Today’s guest is John Garrett. He’s a short story writer and comic book illustrator and is doing a virtual book tour for his newest work.
John is giving away an e-copy of “How to Deal with Stupid Clowns Who Don’t Know What the Hell They’re Talking About!” at each blog stop. So comment here and at his other stops for a chance to win!
Welcome to Reviews and Interviews, John. Please tell us a bit about yourself.
I’m just a guy who likes to draw comics and write cool and funny stories. I’m 39 years old, live in the Milwaukee, WI area, and for the most part I prefer my food in sandwich form. That should about sum it up!
What do you enjoy most about writing short stories?
Since I both write short stories and draw comics I’ll go ahead and blather about both here.
Short stories are fun for me because I get to create the world using only words, and I have a lot of room for those words. Although I also illustrate my short stories, most of the world building is done in the words on the page.

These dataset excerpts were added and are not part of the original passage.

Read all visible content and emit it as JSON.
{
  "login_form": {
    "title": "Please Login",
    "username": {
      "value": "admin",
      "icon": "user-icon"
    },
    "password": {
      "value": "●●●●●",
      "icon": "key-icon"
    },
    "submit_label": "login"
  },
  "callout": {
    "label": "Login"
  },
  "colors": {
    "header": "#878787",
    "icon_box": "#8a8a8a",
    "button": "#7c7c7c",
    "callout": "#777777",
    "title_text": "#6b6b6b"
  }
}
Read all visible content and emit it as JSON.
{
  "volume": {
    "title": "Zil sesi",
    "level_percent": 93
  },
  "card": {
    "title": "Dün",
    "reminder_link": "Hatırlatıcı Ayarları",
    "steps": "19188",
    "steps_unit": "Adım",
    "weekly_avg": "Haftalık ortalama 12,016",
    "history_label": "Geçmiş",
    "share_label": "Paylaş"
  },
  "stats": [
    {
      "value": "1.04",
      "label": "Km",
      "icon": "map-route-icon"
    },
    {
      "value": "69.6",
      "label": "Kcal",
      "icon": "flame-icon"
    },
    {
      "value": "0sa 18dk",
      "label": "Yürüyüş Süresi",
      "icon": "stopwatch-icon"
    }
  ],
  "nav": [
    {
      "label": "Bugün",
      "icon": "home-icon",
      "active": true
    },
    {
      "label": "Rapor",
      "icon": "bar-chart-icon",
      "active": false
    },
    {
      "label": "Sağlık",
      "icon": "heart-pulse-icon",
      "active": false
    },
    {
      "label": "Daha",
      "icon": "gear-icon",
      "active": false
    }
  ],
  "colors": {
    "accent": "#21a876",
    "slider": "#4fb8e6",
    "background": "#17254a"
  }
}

With comics it’s somewhat reversed. I have a lot less space, but I’m literally drawing the whole scene and I can’t rely on the words at all. In comics the motto is “show, don’t tell”. When you’re drawing the story, you have to pretend that there won’t be any words – if you can still tell what’s going on, then you’re telling the story right with your art.

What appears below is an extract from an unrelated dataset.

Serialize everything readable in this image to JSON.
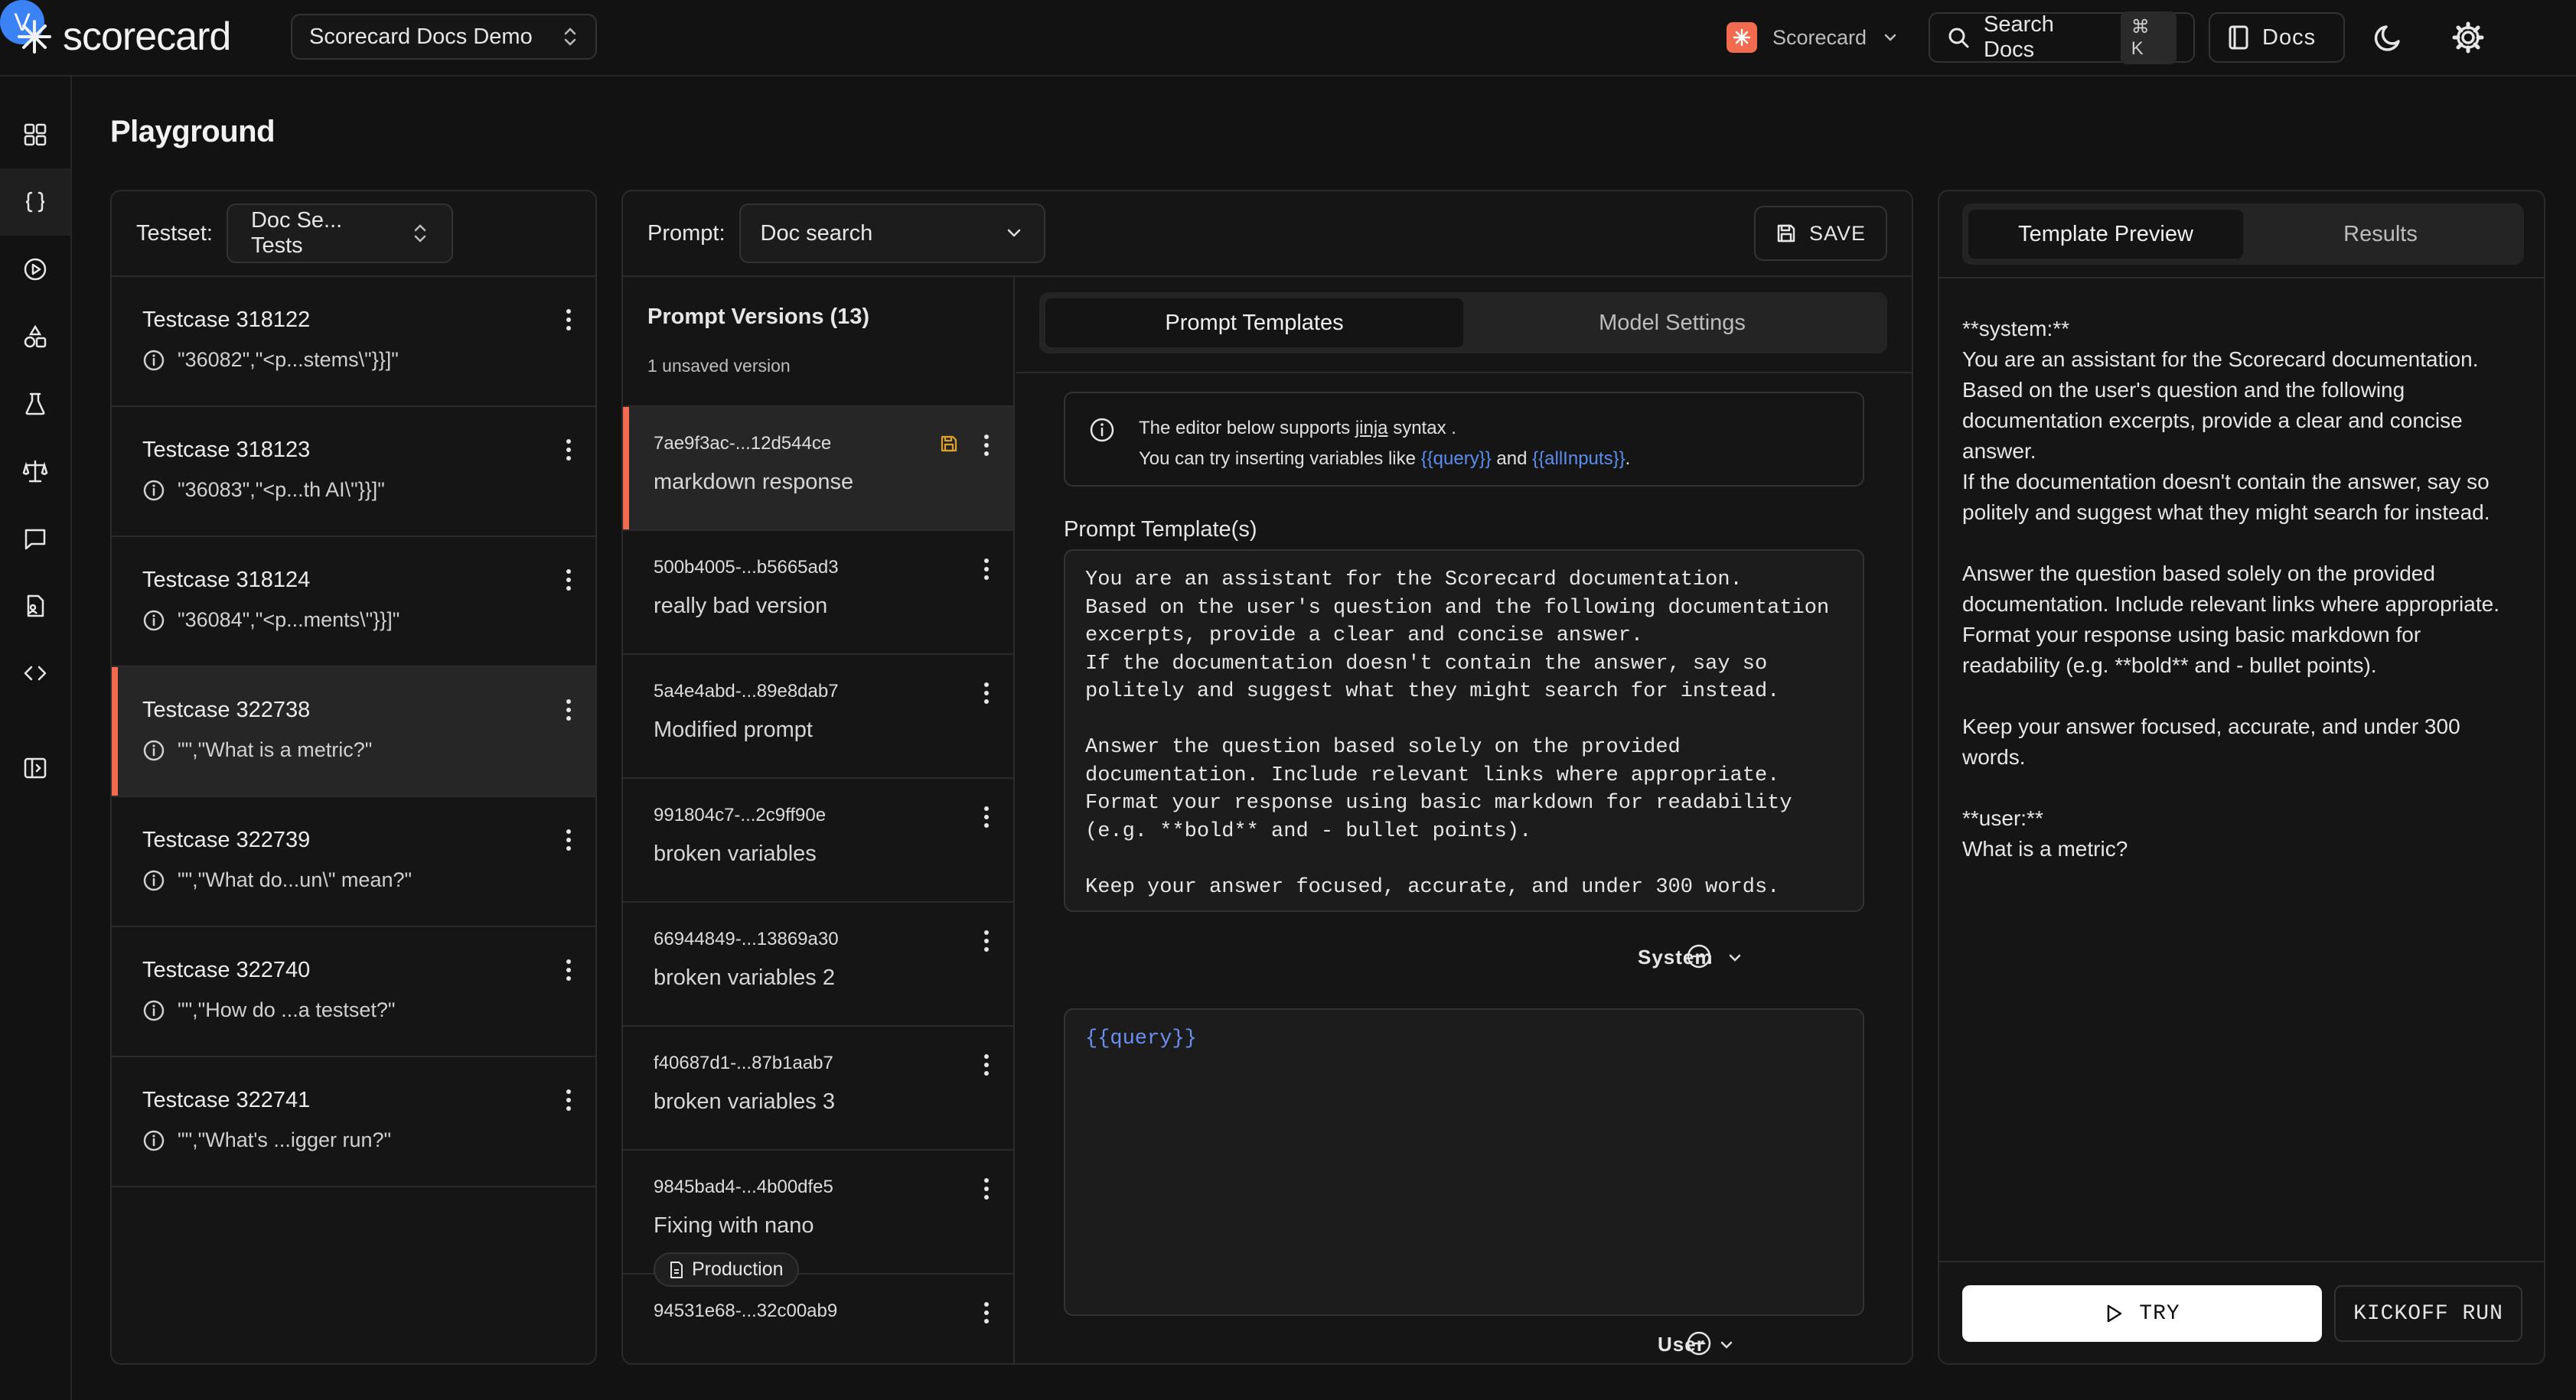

Can you give us a little insight into a few of your short stories – perhaps some of your favorites?
Sure! My latest effort is called “How to Deal with Stupid Clowns who Don’t know what the Hell they’re talking about!” It’s in the humor genre probably most similar to Scott Adams Dilbert stuff. It’s a bit of a hybrid of comics and prose. It’s a collection of life-lessons I’ve learned about dealing with some of the difficult people I’ve encountered along my journey through life. I’m far enough removed from it now that I can really see the funny in it, now.

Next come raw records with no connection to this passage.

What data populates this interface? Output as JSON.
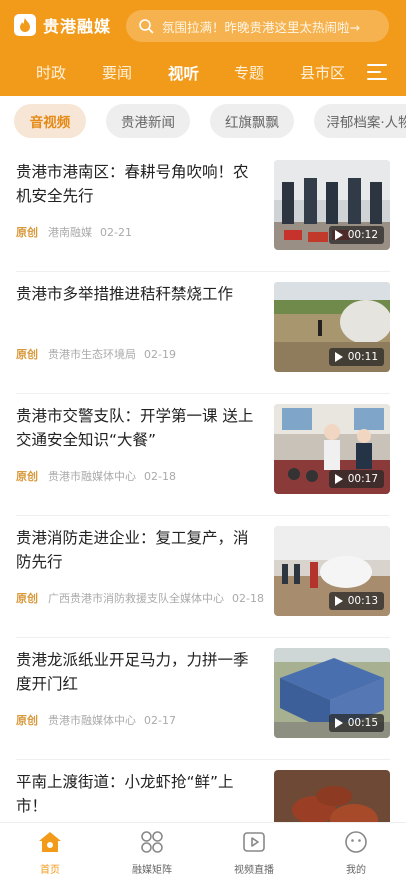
{
  "header": {
    "app_name": "贵港融媒",
    "search_placeholder": "氛围拉满！昨晚贵港这里太热闹啦→",
    "tabs": [
      {
        "label": "时政",
        "active": false
      },
      {
        "label": "要闻",
        "active": false
      },
      {
        "label": "视听",
        "active": true
      },
      {
        "label": "专题",
        "active": false
      },
      {
        "label": "县市区",
        "active": false
      }
    ],
    "accent_color": "#f29b1b"
  },
  "chips": [
    {
      "label": "音视频",
      "active": true
    },
    {
      "label": "贵港新闻",
      "active": false
    },
    {
      "label": "红旗飘飘",
      "active": false
    },
    {
      "label": "浔郁档案·人物",
      "active": false
    }
  ],
  "articles": [
    {
      "title": "贵港市港南区：春耕号角吹响！农机安全先行",
      "tag": "原创",
      "source": "港南融媒",
      "date": "02-21",
      "duration": "00:12"
    },
    {
      "title": "贵港市多举措推进秸秆禁烧工作",
      "tag": "原创",
      "source": "贵港市生态环境局",
      "date": "02-19",
      "duration": "00:11"
    },
    {
      "title": "贵港市交警支队：开学第一课 送上交通安全知识“大餐”",
      "tag": "原创",
      "source": "贵港市融媒体中心",
      "date": "02-18",
      "duration": "00:17"
    },
    {
      "title": "贵港消防走进企业：复工复产，消防先行",
      "tag": "原创",
      "source": "广西贵港市消防救援支队全媒体中心",
      "date": "02-18",
      "duration": "00:13"
    },
    {
      "title": "贵港龙派纸业开足马力，力拼一季度开门红",
      "tag": "原创",
      "source": "贵港市融媒体中心",
      "date": "02-17",
      "duration": "00:15"
    },
    {
      "title": "平南上渡街道：小龙虾抢“鲜”上市！",
      "tag": "",
      "source": "",
      "date": "",
      "duration": ""
    }
  ],
  "bottom_nav": [
    {
      "label": "首页",
      "icon": "home-icon",
      "active": true
    },
    {
      "label": "融媒矩阵",
      "icon": "matrix-icon",
      "active": false
    },
    {
      "label": "视频直播",
      "icon": "video-play-icon",
      "active": false
    },
    {
      "label": "我的",
      "icon": "profile-icon",
      "active": false
    }
  ]
}
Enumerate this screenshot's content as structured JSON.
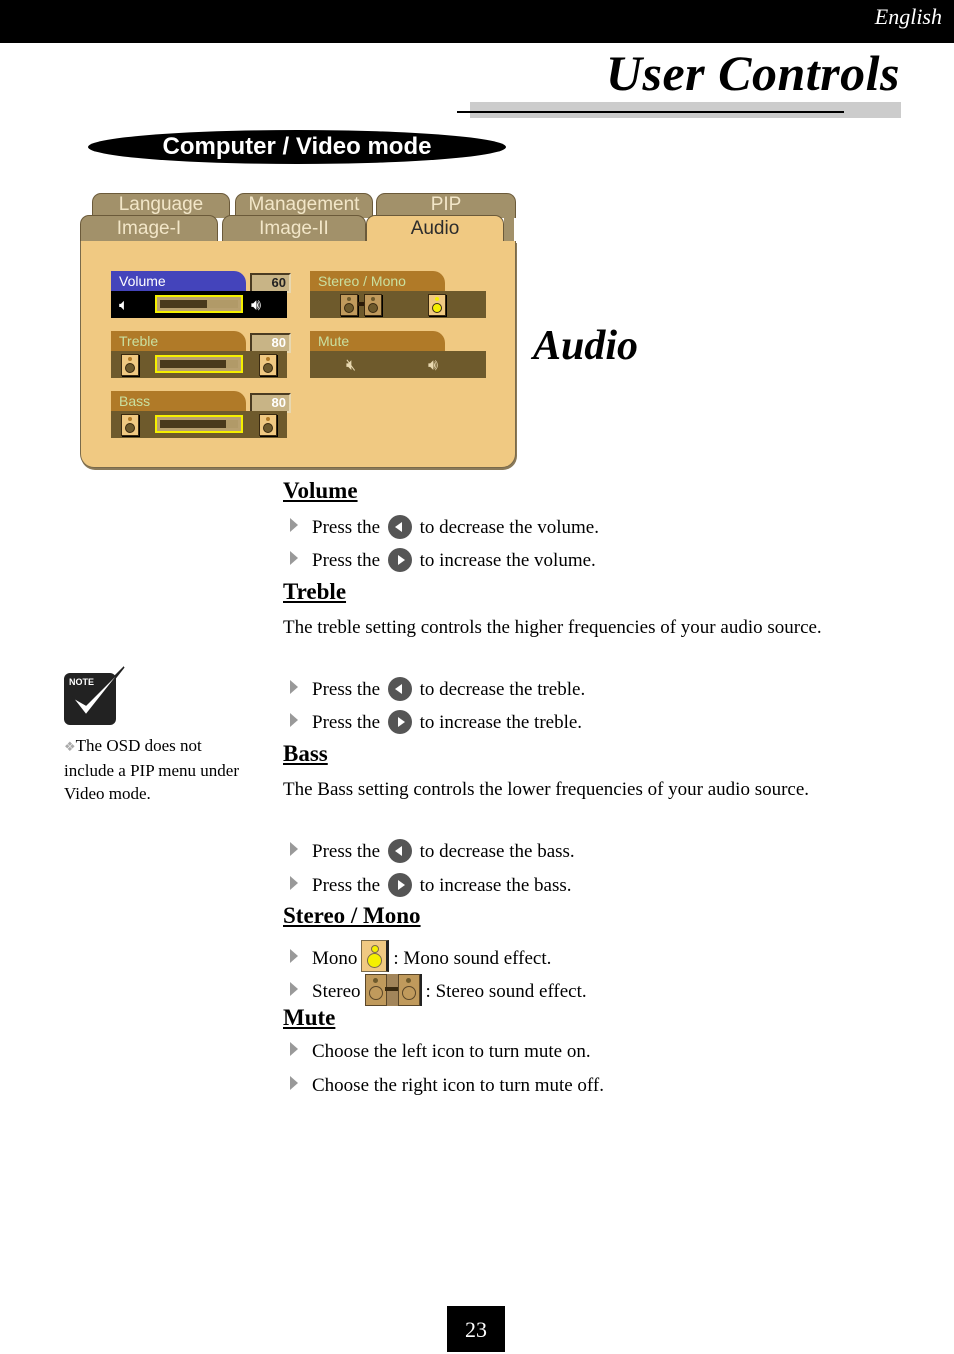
{
  "header": {
    "language": "English",
    "title": "User Controls"
  },
  "mode_label": "Computer / Video mode",
  "osd": {
    "tabs_back": [
      "Language",
      "Management",
      "PIP"
    ],
    "tabs_front": [
      "Image-I",
      "Image-II",
      "Audio"
    ],
    "active_tab": "Audio",
    "controls": {
      "volume": {
        "label": "Volume",
        "value": "60",
        "level_fraction": 0.6
      },
      "treble": {
        "label": "Treble",
        "value": "80",
        "level_fraction": 0.85
      },
      "bass": {
        "label": "Bass",
        "value": "80",
        "level_fraction": 0.85
      },
      "stereo_mono": {
        "label": "Stereo / Mono",
        "selected": "Mono"
      },
      "mute": {
        "label": "Mute"
      }
    },
    "colors": {
      "panel": "#f0c982",
      "selected_label": "#4444bb",
      "label": "#b07a28",
      "row": "#6e5a2c",
      "slider_border": "#f5f000"
    }
  },
  "section_title": "Audio",
  "sections": {
    "volume": {
      "heading": "Volume",
      "bullets": [
        {
          "pre": "Press the",
          "button": "left",
          "post": "to decrease the volume."
        },
        {
          "pre": "Press the",
          "button": "right",
          "post": "to increase the volume."
        }
      ]
    },
    "treble": {
      "heading": "Treble",
      "description": "The treble setting controls the higher frequencies of your audio source.",
      "bullets": [
        {
          "pre": "Press the",
          "button": "left",
          "post": "to decrease the treble."
        },
        {
          "pre": "Press the",
          "button": "right",
          "post": "to increase the treble."
        }
      ]
    },
    "bass": {
      "heading": "Bass",
      "description": "The Bass setting controls the lower frequencies of your audio source.",
      "bullets": [
        {
          "pre": "Press the",
          "button": "left",
          "post": "to decrease the bass."
        },
        {
          "pre": "Press the",
          "button": "right",
          "post": "to increase the bass."
        }
      ]
    },
    "stereo_mono": {
      "heading": "Stereo / Mono",
      "bullets": [
        {
          "pre": "Mono",
          "icon": "mono-speaker-icon",
          "post": ": Mono sound effect."
        },
        {
          "pre": "Stereo",
          "icon": "stereo-speakers-icon",
          "post": ": Stereo sound effect."
        }
      ]
    },
    "mute": {
      "heading": "Mute",
      "bullets": [
        {
          "text": "Choose the left icon to turn mute on."
        },
        {
          "text": "Choose the right icon to turn mute off."
        }
      ]
    }
  },
  "note": {
    "icon_label": "NOTE",
    "text": "The OSD does not include a PIP menu under Video mode."
  },
  "page_number": "23"
}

Hopefully those people still dealing with these types of folks can get a laugh or two out of it to help them cope. Each lesson starts off with a comic illustrating the point of the chapter, and it leads you all the way through the book that way.
What genre are you inspired to write in the most? Why?
I’m a huge fan of Sci-fi and Fantasy stuff, and between the novels I’ve read and the TV shows/movies I’ve watched I decided I was going to try to get my own stories out.
It’s funny, because I’ve ben drawing comics almost as soon as I could hold a pencil, but the writing was almost incidental to the art. When I would read comics, I would always think “I wish I could draw like this”, but when I read a novel, I’d think “I wish I could write like this!”
What exciting story are you working on next?
Now that “Stupid Clowns” is out, I’m going to turn my attention back to my short story Fantasy series called “True Tales of the Soryan Order”. I have a lot of material out there that essentially gets no attention because I’ve been busy doing a lot of drawing. I’m looking forward to breathing new life into it and getting it in front of people.
When did you first consider yourself a writer?
It was only a few years ago when I decided to take a serious crack at writing my stories. I even sent off quite a few query letters, synopses, and first chapters to Literary Agents and Publishers. Although I didn’t have any luck with them, I still decided I was going to do it, anyway. At that point I didn’t realize it, but I had joined the ranks of legions of other aspiring writers out there.
How do you research markets for your work, perhaps as some advice for writers?
Well, the first thing I did was pick up a copy of the Writer’s Market directory. I didn’t get many leads from the book itself, but I signed up for their forums (http://community.writersdigest.com/) and just talking with and reading the trials and tribulations of the experienced authors as well as the noobs like myself was very informative. That forum lead me to a few other places where I could observe the process at work and see what others were up to (like http://webfictionguide.com/).
It’s easier to see what’s a scam and what’s real when you can run it by people with experience. I also made a few good friends from there so it’s definitely worth it to invest time in these forums.
What would you say is your interesting writing quirk?
Hmmm, that’s a good one. I really hope I have an interesting writing quirk but I don’t know what it would be!
As a child, what did you want to be when you grew up?
All I wanted to do was draw superheroes for Marvel Comics when I was a kid. I was sure that’s what I was going to do. Turns out it’s extremely difficult to get into that field. Now I’ve somewhat changed my mind about that. After reading more and learning more about the inner workings of the industry I don’t think I’d care for that as my primary source of income. I’d much rather call my own shots and create my own stories my own way.
Anything additional you want to share with the readers?
Yeah! “Stupid Clowns” is a labor of love for me. It’s mostly humor, but also a bit of a self-help in there that can hopefully resonate with people and help them ride out the rough patches when dealing with difficult people in our lives.
Also, I’m giving away an e-copy of “How to Deal with Stupid Clowns Who Don’t Know What the Hell They’re Talking About!” at each blog stop. So comment here and at my other stops for a chance to win!
Thanks for being here, John, and talking a bit about your writing and illustrating.